WASHINGTON — At first glance, the loans advertised by Rome Finance looked like a good deal for service members who wanted to buy new video game consoles, laptops or flat-screen TVs but didn’t have the cash.

The Concord, California, company offered special “military financing” to troops: no money down and instant financing on pricey electronics and other goods sold at mall kiosks near military bases.

But a federal consumer watchdog agency says Rome Finance — also known as Colfax Capital Corp. and Culver Capital — was profiting from a predatory lending scheme at the expense of military personnel, thousands of whom ended up being hounded to repay debts they didn’t legally owe.

The Consumer Financial Protection Bureau announced Tuesday that more than 17,800 service members who were victimized by the scheme would receive a total of $92 million in debt relief from Rome Finance.

“Rome Finance’s business model was built on fleecing service members,” Richard Cordray, director of the bureau, said in a statement. “Today, their long run of picking the pockets of our military has come to an ignominious end.”

The company couldn’t immediately be reached for comment Tuesday.

The bureau reached a settlement with the company in coordination with 13 states’ attorneys general in Colorado, Delaware, Florida, Georgia, Indiana, Iowa, Kentucky, Massachusetts, Michigan, New York, North Carolina, Tennessee and Vermont.

Kentucky Attorney General Jack Conway said in a statement Tuesday that the predatory actions by Rome Finance were unconscionable.

“I’m pleased that this resolution will provide military members here in Kentucky and across the country with the financial relief they are owed,” he said.

Conway said 228 Kentucky service members would receive a total of $1.2 million in debt relief through the settlement. In Florida, more than 800 service members will receive $4 million.

“Our military members sacrifice so much for us, and we will not allow predatory lenders to deceive them,” Florida Attorney General Pam Bondi said in a statement Tuesday.

More than 1,300 North Carolina military service members — many of whom took out loans from Rome Finance to buy electronics from Fayetteville-based retailer SmartBuy — will have their credit cleared and $6.8 million in debts forgiven, the state’s attorney general said Tuesday.

“This settlement cleans the slate for military consumers tricked into bad financing deals on overpriced electronics and sends a strong message to illegal debt lenders,” Roy Cooper said in a statement.
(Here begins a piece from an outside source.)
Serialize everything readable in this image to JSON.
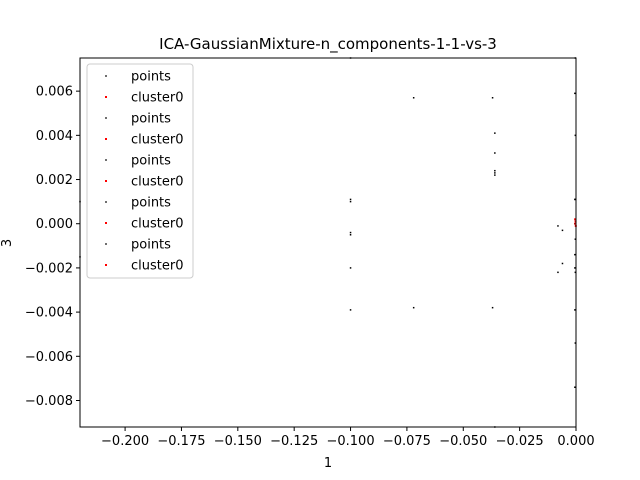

According to legal documents filed by the consumer bureau and attorneys general, Rome Finance inflated prices on electronics and other products it sold through mall kiosks in order to conceal exorbitant finance charges. Service members ended up paying Rome Finance many times more than the retail prices of the products they’d bought.

The company also sent billing statements that didn’t include information required by law, such as the loan’s high annual percentage rate and the closing date of the billing cycle.
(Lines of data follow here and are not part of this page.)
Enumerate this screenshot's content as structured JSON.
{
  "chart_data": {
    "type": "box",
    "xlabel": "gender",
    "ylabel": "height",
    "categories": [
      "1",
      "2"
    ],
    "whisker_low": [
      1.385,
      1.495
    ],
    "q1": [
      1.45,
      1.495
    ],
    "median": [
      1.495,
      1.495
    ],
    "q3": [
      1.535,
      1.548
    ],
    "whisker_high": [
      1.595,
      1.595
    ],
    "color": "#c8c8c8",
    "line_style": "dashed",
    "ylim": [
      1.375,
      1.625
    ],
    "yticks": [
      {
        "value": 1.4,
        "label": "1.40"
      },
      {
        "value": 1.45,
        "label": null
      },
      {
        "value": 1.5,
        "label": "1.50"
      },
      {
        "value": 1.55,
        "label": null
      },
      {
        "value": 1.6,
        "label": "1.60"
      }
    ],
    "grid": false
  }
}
Rome Finance wasn’t licensed to provide consumer loans, according to the documents, and the APRs it charged were higher than allowed in some states, such as New York and North Carolina. These violations should have voided the debt.

As part of the settlement announced Tuesday, any outstanding debts that service members owe will be erased and reported to credit bureaus as “paid in full.”
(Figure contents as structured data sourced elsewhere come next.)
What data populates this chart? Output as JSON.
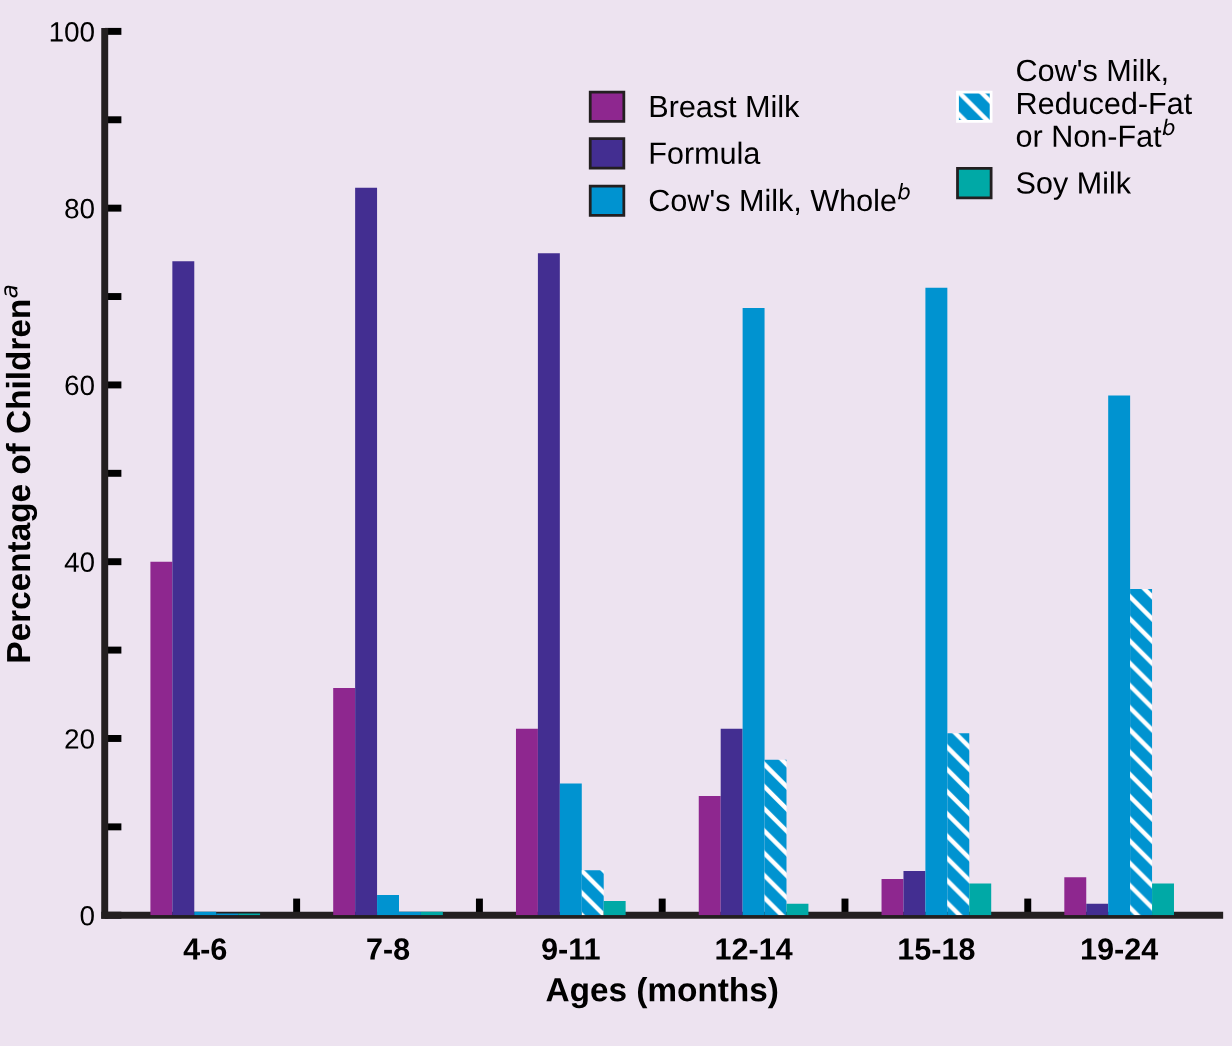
{
  "chart_data": {
    "type": "bar",
    "xlabel": "Ages (months)",
    "ylabel": "Percentage of Children$^{a}$",
    "categories": [
      "4-6",
      "7-8",
      "9-11",
      "12-14",
      "15-18",
      "19-24"
    ],
    "series": [
      {
        "name": "Breast Milk",
        "color": "#8e278f",
        "values": [
          40.0,
          25.7,
          21.1,
          13.5,
          4.1,
          4.3
        ]
      },
      {
        "name": "Formula",
        "color": "#432e91",
        "values": [
          74.0,
          82.3,
          74.9,
          21.1,
          5.0,
          1.3
        ]
      },
      {
        "name": "Cow's Milk, Whole$^{b}$",
        "color": "#0093d0",
        "values": [
          0.4,
          2.3,
          14.9,
          68.7,
          71.0,
          58.8
        ]
      },
      {
        "name": "Cow's Milk,\nReduced-Fat\nor Non-Fat$^{b}$",
        "color": "#0093d0",
        "values": [
          0.2,
          0.4,
          5.1,
          17.6,
          20.6,
          36.9
        ]
      },
      {
        "name": "Soy Milk",
        "color": "#00a9a6",
        "values": [
          0.2,
          0.4,
          1.6,
          1.3,
          3.6,
          3.6
        ]
      }
    ],
    "ylim": [
      0,
      100
    ],
    "yticks": [
      0,
      {
        "value": 10,
        "label": null
      },
      20,
      {
        "value": 30,
        "label": null
      },
      40,
      {
        "value": 50,
        "label": null
      },
      60,
      {
        "value": 70,
        "label": null
      },
      80,
      {
        "value": 90,
        "label": null
      },
      100
    ],
    "grid": false,
    "legend": "top right"
  }
}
But service members can keep the products they bought through Rome Finance.

Rome Finance now is in Chapter 7 bankruptcy and two of its owners, Ronald Wilson and William Collins, are barred from consumer lending.

Secretary of Defense Chuck Hagel welcomed the news that tens of thousands of service members will receive debt relief from Rome Finance.

“No one who serves our country in uniform — especially during a time of war — should ever fall victim to predatory financial practices, and today’s announcement is an important step in righting this wrong,” he said in a statement.